In [None]:
from datascience import *
%matplotlib inline
path_data = '../../../assets/data/'
import matplotlib.pyplot as plots
plots.style.use('fivethirtyeight')
import numpy as np
import warnings
warnings.simplefilter(action='ignore', category=np.VisibleDeprecationWarning)

# Lecture 23 #

## Percentiles ##

The pth percentile is first value on the sorted list that is at least as large as p% of the elements.

In [None]:
# Manually compute the 55th percentile of this array.

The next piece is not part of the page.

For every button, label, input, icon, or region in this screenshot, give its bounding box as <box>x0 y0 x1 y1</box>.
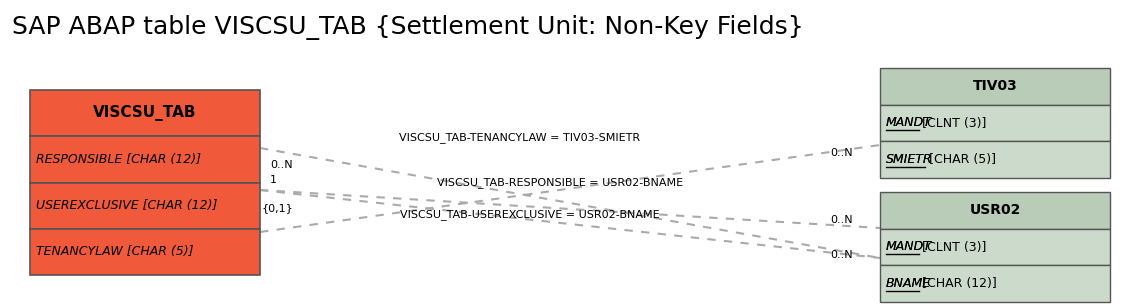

x = make_array(43, 20, 51, 7, 28, 34)

In [None]:
# Step 1. Sort the data into numerical order.

np.sort(x)

In [None]:
# Step 2. Figure out where 55th percentile would be.

np.arange(1, 7)/6

In [None]:
#Call the number that represents the value in the 55% percentile.

np.sort(x).item(3)

In [None]:
# Alternatively: One line of code

percentile(55, x)

### Discussion Question:

Which are True, when s = [1, 5, 7, 3, 9]?

* percentile(10, s) == 0

* percentile(39, s) == percentile(40, s)

* percentile(40, s) == percentile(41, s)

* percentile(50, s) == 5



In [None]:
#Create your array.

s = 

In [None]:
# Find the percentile for each value. Try using code instead of hard coding like above. 

np.arange(

In [None]:
#Before running, what is your guess? Why?

percentile(10, s) == 0

In [None]:
#Before running, what is your guess? Why?

percentile(39, s) == percentile(40, s)

In [None]:
#Before running, what is your guess? Why?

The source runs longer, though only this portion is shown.